For some such tie-ups, the combination of fading firms may afford the breathing room necessary to reconfigure service delivery profiles to create a new whole that is more than the sum of its parts. Being neither fish nor fowl, however, such firms face the difficult challenge of organizational soul-searching, followed by an equally harrowing search for the right partner, most likely under intense scrutiny by the growing business-of-law media and by the market itself.

Certainly, these challenges do not preclude success; for most such tie-ups, however, I believe it simply delays the inevitable day of reckoning.

  • The rise of the lopsided acquisition:In recent years, I believe we have seen an uptick in deals that are far closer to the nature of an acquisition than a merger—where a dominant firm picks up a failing, or at least flailing, firm. Increasingly, we also see firms decline to assume entire balance sheets, opting instead for something akin to an asset purchase of a smaller remnant of the target firm.

Where the dominant firm’s decision-making takes into account the type of gap analysis discussed above and finds that the pieces fit their strategic position in the marketplace, there is a real opportunity to accelerate its strategic positioning in the marketplace. Without this commitment to strategic thinking, the undiscerning attempt to buy market share is unlikely to create real economic value.
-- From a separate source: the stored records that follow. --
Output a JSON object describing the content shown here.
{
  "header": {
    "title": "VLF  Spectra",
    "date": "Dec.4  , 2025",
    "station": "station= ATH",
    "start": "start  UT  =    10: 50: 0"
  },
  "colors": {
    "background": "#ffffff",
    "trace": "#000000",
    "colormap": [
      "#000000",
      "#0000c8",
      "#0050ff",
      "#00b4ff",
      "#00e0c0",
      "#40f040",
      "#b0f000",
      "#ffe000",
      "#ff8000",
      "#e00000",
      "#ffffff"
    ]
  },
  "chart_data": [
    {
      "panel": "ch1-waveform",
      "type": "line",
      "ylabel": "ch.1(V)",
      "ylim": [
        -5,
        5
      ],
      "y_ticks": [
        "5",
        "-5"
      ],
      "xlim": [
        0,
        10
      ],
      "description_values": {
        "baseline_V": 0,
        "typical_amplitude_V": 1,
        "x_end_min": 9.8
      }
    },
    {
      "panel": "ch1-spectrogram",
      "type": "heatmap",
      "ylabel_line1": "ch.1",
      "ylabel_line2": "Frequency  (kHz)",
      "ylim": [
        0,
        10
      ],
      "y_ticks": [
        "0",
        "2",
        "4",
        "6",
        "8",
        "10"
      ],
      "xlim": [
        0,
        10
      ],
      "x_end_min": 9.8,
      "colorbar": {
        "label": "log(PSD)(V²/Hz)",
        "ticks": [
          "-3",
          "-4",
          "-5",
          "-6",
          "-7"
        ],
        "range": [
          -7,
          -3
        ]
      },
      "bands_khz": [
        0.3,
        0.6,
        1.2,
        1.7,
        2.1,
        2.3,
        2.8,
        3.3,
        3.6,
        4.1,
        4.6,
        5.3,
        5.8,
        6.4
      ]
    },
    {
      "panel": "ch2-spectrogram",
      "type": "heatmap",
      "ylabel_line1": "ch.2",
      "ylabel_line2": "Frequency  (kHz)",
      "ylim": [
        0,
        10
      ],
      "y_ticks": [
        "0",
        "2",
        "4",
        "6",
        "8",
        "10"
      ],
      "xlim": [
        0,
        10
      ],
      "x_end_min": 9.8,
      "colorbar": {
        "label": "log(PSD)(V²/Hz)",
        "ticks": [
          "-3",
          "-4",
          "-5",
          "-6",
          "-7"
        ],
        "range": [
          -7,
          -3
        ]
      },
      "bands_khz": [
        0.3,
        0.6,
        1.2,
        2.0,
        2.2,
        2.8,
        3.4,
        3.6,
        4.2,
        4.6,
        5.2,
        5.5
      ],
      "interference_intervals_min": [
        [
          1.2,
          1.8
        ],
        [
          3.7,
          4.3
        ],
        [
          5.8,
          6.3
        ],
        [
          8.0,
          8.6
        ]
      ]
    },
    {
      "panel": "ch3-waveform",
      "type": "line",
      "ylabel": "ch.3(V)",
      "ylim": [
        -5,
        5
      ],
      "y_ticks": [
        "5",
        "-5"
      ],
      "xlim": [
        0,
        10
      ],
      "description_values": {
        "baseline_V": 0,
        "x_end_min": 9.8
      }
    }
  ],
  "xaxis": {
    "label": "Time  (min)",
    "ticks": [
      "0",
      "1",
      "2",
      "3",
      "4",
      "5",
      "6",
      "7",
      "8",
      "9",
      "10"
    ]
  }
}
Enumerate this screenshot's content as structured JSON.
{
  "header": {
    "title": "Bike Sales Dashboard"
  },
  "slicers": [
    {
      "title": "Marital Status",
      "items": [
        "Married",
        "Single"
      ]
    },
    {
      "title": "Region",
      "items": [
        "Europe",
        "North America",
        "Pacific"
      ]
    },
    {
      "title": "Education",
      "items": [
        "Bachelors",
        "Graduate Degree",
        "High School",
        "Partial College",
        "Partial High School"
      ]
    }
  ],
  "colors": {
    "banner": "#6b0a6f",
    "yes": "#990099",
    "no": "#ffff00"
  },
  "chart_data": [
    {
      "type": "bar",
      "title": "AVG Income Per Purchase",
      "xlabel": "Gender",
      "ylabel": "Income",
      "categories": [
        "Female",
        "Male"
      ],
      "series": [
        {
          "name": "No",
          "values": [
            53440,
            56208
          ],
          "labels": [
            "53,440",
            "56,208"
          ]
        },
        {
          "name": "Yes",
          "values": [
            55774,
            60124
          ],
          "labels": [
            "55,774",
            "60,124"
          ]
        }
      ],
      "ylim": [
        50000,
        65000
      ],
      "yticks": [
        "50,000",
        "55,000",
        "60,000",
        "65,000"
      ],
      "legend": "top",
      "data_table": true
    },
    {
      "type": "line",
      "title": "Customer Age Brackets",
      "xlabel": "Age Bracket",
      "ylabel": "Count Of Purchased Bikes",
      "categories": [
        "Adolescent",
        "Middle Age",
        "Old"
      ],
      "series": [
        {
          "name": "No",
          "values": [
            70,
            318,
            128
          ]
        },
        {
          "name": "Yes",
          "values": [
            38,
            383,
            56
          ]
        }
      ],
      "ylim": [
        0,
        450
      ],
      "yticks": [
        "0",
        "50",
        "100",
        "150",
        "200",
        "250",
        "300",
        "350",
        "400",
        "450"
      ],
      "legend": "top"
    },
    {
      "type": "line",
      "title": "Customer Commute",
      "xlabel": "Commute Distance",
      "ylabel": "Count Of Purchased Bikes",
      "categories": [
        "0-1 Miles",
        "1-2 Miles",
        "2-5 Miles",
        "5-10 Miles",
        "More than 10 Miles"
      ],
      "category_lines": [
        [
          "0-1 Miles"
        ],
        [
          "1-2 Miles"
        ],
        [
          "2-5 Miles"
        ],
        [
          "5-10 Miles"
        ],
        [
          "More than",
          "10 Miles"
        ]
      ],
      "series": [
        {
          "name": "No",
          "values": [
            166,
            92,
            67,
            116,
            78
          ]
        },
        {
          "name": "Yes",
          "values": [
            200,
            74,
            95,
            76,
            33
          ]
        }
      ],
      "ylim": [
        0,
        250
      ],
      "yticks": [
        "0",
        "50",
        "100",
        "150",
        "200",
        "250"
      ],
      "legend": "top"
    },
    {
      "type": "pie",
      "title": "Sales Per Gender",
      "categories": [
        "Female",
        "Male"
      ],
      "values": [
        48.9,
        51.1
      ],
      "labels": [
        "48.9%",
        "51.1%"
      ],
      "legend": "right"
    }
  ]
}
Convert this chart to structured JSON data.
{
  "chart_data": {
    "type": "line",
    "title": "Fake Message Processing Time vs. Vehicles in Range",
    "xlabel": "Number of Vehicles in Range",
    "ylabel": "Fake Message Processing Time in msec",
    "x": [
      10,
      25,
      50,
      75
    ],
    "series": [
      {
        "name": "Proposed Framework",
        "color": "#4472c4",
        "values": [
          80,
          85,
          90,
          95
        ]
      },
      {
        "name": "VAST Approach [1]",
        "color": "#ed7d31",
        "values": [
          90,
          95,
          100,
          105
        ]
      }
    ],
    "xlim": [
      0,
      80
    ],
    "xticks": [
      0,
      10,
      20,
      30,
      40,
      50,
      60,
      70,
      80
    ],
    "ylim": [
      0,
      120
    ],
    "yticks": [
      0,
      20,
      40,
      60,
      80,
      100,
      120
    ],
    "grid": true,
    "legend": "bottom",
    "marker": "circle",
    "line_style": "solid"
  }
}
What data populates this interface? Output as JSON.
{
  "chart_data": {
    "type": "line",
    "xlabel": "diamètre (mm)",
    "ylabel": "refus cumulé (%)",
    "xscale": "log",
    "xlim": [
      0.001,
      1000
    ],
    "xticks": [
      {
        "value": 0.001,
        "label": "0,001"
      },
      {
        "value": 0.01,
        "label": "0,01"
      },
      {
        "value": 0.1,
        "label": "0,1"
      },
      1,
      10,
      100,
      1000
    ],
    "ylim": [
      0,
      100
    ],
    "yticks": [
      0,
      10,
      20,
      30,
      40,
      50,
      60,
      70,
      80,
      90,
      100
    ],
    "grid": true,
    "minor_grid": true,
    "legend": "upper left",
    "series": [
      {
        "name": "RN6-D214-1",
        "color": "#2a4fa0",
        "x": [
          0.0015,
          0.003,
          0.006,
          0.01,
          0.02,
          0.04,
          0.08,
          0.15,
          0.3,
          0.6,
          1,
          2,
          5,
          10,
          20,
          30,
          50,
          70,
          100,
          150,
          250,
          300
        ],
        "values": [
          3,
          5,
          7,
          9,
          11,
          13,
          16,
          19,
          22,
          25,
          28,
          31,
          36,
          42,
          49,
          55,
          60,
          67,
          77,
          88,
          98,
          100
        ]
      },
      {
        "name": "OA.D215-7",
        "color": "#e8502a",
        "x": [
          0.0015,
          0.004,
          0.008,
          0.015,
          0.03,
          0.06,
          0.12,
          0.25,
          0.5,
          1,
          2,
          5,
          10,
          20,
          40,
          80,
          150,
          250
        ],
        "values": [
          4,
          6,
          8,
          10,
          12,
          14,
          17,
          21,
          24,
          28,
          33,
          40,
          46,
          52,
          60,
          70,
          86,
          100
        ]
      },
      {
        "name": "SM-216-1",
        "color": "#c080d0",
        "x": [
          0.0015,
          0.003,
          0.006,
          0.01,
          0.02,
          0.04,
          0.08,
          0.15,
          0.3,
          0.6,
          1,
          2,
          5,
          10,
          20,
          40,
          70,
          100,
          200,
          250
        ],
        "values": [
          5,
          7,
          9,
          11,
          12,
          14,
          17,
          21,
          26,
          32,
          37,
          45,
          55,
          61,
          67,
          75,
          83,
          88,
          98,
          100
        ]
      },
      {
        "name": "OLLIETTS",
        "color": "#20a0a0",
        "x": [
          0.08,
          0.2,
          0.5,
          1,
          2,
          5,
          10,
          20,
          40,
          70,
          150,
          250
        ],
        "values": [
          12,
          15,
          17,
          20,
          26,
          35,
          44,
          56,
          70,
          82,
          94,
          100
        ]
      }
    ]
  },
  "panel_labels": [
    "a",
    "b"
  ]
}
As the world changes around Big Law, the way in which firms think about merger activity is evolving. Those firms that are applying a new lens to better understand a shifting landscape will be better equipped to spot opportunities. In turn, those firms will continue to break away from the pack. For firms simply trying to bulk up for the sake of bulking up, I think their mileage may vary. Ultimately, the success or failure of a merger of any flavor is only determined in one way: with the client as the final arbiter and the firm’s bottom line as a scoreboard without asterisks.